The leadership of Social adVentures has also spent considerable time investigating the idea of social investment and seeking to understand how the UK’s growing social investment market can support their work. While this has taken a significant amount of time and has sometimes been frustrating, the business has now benefited from raising finance to help it grow and diversify. This journey, however, has not been without a cost in terms of money and staff time.

Founder’s perspective

Scott Darraugh is the CEO of Social adVentures. Scott has a long career in the NHS but a few years ago was ready to leave as he “didn't feel very inspired within the NHS”.  Scott says “What I found was that the NHS wasn’t able to respond quickly enough to make really sustainable responses to the challenges service users faced. In 2011, we were given the opportunity to set up one of the first social enterprises under the Right to Request programme.
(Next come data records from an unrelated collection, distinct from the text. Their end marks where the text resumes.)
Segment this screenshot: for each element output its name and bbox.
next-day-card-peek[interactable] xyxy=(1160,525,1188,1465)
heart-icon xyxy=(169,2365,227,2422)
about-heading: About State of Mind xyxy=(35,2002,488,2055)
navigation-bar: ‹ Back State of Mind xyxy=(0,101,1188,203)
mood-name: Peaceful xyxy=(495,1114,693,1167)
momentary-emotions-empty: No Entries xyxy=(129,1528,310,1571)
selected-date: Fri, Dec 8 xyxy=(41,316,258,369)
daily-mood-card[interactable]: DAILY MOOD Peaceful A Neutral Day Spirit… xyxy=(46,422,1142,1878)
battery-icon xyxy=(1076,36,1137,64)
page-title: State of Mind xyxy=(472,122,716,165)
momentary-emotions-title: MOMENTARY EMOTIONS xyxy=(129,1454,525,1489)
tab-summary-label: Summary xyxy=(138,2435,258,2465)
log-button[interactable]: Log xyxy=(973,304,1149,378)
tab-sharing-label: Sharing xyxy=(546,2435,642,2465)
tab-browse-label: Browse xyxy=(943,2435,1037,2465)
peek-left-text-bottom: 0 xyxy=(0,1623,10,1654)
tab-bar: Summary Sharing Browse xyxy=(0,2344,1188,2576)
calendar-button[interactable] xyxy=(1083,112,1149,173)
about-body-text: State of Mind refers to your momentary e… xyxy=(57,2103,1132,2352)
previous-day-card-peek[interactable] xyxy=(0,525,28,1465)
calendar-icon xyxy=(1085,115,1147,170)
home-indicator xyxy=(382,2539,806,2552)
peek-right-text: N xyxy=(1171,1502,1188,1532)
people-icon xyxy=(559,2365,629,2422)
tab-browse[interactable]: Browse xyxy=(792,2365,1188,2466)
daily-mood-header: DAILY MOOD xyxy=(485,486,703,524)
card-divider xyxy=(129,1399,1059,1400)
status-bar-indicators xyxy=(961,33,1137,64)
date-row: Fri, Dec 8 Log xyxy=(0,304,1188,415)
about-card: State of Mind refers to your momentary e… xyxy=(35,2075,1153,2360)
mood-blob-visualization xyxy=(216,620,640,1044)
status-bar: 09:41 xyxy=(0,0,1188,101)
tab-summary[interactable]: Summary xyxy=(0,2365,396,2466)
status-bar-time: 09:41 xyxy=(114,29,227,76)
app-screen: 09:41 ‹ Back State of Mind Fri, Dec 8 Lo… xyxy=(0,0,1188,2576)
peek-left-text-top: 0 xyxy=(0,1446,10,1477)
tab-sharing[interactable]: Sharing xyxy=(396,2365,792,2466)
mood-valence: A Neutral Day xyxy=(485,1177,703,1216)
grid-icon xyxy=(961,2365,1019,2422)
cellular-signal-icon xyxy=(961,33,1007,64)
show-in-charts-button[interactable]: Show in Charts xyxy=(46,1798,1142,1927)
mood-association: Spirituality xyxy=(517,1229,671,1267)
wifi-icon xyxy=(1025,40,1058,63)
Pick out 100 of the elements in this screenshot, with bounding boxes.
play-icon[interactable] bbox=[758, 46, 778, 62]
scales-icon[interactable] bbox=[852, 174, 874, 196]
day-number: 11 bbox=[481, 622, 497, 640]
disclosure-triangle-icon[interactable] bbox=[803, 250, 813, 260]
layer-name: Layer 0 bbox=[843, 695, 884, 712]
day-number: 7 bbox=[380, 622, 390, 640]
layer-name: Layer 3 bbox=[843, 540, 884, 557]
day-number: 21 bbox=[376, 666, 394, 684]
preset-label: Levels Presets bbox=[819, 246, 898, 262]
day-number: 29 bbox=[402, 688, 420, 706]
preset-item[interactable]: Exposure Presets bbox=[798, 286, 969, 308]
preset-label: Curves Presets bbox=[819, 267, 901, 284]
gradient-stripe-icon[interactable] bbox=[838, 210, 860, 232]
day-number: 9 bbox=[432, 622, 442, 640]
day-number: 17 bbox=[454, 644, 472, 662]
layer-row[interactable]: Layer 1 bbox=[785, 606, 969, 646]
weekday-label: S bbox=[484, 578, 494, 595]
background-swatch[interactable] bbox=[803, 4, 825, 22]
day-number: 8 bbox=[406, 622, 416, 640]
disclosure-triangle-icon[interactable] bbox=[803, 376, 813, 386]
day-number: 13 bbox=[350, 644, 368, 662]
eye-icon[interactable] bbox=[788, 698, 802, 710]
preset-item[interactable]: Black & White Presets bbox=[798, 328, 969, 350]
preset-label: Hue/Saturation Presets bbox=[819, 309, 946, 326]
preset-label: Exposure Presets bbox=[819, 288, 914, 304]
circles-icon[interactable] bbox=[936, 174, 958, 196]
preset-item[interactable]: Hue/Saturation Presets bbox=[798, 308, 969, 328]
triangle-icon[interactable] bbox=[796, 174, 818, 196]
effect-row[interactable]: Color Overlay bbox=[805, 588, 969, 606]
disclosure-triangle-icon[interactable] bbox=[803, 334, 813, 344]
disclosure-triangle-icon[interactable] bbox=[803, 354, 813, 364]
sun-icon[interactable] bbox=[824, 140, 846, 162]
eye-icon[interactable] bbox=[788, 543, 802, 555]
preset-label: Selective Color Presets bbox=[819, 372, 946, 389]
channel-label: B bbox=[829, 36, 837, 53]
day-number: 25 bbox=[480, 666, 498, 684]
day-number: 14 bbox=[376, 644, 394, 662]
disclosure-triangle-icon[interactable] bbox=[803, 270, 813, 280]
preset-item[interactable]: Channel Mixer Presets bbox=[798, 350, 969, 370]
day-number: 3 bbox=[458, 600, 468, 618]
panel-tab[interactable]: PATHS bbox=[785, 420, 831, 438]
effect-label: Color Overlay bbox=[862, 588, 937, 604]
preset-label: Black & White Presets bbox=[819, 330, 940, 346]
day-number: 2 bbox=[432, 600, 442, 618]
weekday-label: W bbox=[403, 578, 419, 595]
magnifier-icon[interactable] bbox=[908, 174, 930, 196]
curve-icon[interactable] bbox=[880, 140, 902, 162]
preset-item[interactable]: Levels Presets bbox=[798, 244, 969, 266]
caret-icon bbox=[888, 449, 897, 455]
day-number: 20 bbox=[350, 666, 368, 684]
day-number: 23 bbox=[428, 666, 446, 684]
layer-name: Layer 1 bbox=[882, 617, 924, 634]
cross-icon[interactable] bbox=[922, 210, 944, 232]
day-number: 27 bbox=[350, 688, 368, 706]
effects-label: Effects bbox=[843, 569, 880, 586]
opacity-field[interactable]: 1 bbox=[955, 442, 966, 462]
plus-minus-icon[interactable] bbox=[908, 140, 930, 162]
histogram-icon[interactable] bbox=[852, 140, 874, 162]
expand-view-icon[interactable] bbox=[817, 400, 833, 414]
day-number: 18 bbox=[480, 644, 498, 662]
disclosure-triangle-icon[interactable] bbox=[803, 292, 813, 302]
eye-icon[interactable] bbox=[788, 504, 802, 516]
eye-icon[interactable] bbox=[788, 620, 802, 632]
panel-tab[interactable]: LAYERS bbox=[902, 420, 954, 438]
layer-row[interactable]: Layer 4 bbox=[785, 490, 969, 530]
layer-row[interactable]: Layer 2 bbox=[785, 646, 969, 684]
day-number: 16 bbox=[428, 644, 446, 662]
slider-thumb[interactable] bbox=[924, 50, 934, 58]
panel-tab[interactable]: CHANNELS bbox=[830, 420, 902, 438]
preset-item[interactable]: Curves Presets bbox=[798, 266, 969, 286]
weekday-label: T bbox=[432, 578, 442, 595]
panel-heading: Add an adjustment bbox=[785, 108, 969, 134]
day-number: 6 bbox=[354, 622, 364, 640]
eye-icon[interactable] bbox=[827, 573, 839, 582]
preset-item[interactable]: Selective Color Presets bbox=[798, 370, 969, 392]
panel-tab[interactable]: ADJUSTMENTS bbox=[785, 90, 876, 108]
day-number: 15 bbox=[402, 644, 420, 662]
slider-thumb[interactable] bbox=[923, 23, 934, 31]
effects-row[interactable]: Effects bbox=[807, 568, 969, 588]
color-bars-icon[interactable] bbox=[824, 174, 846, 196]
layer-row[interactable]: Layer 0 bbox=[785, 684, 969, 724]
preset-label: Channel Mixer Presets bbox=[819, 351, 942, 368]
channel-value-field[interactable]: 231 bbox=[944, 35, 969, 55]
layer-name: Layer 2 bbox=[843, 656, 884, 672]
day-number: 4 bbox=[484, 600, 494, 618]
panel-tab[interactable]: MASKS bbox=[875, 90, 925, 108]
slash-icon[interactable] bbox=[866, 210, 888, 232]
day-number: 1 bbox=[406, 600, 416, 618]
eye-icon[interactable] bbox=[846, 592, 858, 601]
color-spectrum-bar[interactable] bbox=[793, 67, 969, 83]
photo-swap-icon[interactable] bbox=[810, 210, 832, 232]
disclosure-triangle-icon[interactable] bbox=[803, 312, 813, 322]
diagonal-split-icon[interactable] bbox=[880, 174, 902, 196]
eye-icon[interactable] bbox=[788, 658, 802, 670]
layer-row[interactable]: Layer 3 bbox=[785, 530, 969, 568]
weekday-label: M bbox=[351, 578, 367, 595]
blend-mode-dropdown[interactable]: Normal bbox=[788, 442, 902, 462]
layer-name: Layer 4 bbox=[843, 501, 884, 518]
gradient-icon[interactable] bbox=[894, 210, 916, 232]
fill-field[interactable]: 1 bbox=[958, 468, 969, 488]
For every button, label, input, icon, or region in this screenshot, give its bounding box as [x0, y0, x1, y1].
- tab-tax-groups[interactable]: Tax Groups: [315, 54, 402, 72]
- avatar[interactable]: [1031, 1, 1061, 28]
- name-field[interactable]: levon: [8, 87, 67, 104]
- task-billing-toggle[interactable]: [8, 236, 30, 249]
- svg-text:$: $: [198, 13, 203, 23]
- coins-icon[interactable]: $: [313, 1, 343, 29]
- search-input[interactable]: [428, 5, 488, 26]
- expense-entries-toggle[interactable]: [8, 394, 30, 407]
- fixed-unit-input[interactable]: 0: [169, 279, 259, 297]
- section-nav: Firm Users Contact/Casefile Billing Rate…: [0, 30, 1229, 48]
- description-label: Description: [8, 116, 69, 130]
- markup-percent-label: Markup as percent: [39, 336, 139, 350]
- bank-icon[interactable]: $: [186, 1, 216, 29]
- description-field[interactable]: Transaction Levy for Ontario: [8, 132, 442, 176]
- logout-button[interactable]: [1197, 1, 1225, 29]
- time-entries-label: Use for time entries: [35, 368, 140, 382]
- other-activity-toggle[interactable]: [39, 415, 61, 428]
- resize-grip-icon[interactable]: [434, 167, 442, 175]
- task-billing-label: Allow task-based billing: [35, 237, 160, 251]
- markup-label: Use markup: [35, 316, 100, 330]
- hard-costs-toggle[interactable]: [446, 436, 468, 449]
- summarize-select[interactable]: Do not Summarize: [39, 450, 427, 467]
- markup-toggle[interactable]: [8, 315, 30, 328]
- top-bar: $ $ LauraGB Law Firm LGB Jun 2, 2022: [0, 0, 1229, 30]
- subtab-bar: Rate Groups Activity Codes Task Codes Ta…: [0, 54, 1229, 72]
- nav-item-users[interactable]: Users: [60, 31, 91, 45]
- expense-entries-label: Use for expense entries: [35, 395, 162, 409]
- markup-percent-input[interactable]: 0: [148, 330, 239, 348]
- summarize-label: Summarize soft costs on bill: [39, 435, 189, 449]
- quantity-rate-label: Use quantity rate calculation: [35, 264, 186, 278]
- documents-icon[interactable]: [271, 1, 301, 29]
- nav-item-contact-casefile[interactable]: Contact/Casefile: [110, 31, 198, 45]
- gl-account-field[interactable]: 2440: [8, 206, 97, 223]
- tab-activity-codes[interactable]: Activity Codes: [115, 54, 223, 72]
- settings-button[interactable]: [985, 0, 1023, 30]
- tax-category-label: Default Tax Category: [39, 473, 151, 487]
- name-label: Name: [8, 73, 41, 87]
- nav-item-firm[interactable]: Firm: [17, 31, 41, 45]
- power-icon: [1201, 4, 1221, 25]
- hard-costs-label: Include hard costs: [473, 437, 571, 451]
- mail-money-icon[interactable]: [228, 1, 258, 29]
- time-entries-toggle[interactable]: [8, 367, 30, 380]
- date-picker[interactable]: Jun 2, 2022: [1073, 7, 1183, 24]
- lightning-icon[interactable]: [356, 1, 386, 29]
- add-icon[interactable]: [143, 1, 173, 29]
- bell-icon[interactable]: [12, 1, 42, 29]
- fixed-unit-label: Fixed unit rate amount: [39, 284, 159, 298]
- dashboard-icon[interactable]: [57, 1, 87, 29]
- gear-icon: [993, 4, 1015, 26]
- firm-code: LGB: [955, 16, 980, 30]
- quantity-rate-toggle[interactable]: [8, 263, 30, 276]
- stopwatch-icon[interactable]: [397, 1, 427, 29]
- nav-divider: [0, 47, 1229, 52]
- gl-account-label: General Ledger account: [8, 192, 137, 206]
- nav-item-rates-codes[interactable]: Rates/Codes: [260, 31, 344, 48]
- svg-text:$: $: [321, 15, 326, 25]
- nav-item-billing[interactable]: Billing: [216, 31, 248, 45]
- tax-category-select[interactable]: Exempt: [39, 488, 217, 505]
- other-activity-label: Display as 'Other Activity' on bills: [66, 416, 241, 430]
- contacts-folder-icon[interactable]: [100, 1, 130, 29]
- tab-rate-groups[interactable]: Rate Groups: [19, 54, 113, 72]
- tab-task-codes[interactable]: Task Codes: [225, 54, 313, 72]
The process was tough, but I knew I wanted to create an organisation that was dynamic, free from red tape and that made those delivering public services accountable to those that used them.”

Scott says it was emotional to leave the public sector after 10 years of service but that somehow, things are now more productive with a cultural shift within the team. He says that “People are driven to make a difference to take ownership and I believe that has to be better for the people we serve.” Scott places significant emphasis on trusting his staff to do the right thing, for example with devolved budgets and staff entrusted to spend up to £250 without management sign-off. Subsequently, spend has gone down as “people spend the money as if it is their own and they spend it in the best interests of the organisation”.